July 3, 1945: Reclassified. Normal now.
July 5, 1945: Certificate of honorable discharge. Character excellent.
It had been easy to stand in judgment. I could point to Miller’s noncompliant and passive-aggressive behavior. I could note that he had run away from his family and his country, and that his earned income was as low as any man’s in the Study.
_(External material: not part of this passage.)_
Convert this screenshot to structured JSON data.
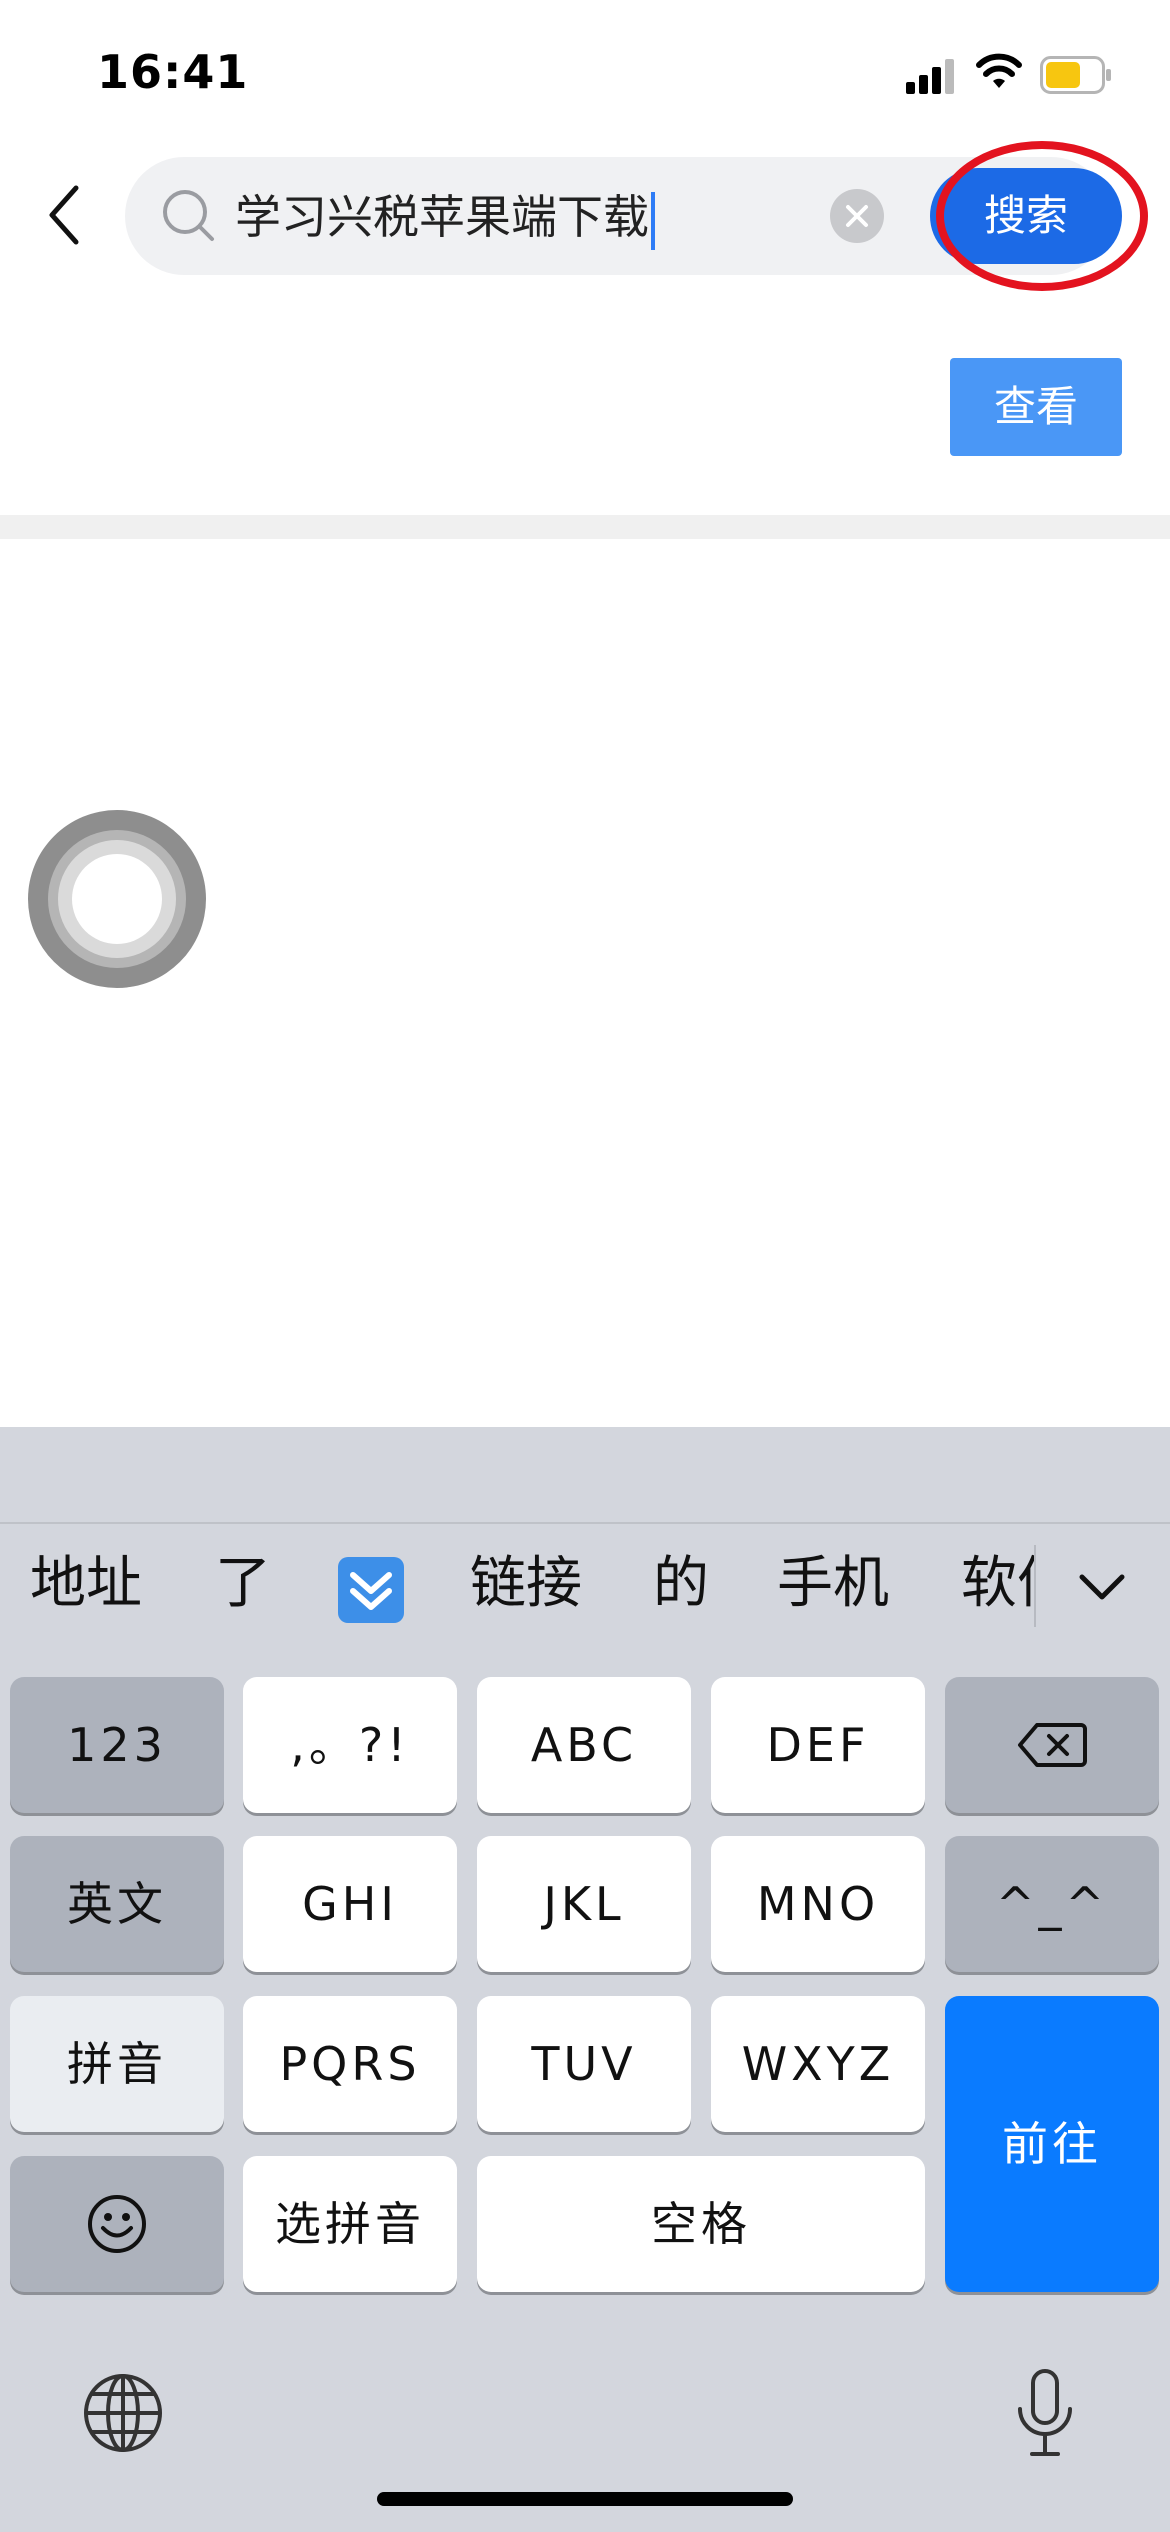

Or I could—and in 2010 I finally did—understand Art Miller’s whole life as a creative example of posttraumatic growth. Many playwrights (Edward Albee and Eugene O’Neill among them) have endured traumatic childhoods or major depressions, and spun gold from this wretched straw. It’s hard to imagine that Art Miller’s students scorned him as a dropout or a victim; on the contrary, they must have greatly enjoyed the drama that this published scholar brought to their small-town school. But it took forty-five years for me to see that truth. And I saw it not by looking back on what Miller had or hadn’t done, but by discovering the prospective entry that one very caring physician had made years before, when the trauma was still fresh and contemporary.
A SELF-PORTRAIT
Since it is I who guided the Study for more than half of its existence, it is fitting that I share some relevant aspects of my own development and the potential biases that grow out of them. I was born in New York City to academic WASP parents and educated at Phillips Exeter
Academy
and Harvard College, where I majored in history and literature and was an editor of the
Lampoon.
I went on to Harvard Medical School with the internalized injunction that teaching and service were good and that business and private practice were bad. And perhaps I put a more than necessarily puritanical spin on this dichotomy, because I remember mocking my professors behind their backs for preferring research to clinical care. I have always considered the
New York Times
to be the source of truth where news is concerned, and politically I usually vote Democratic. Between 1960 and 2009 I lived mostly in Cambridge, Massachusetts. I was happily married during most of those years, despite more than one divorce. As I write this book I am recently remarried once again, living in southern California, and learning (reluctantly) to broaden my political perspectives.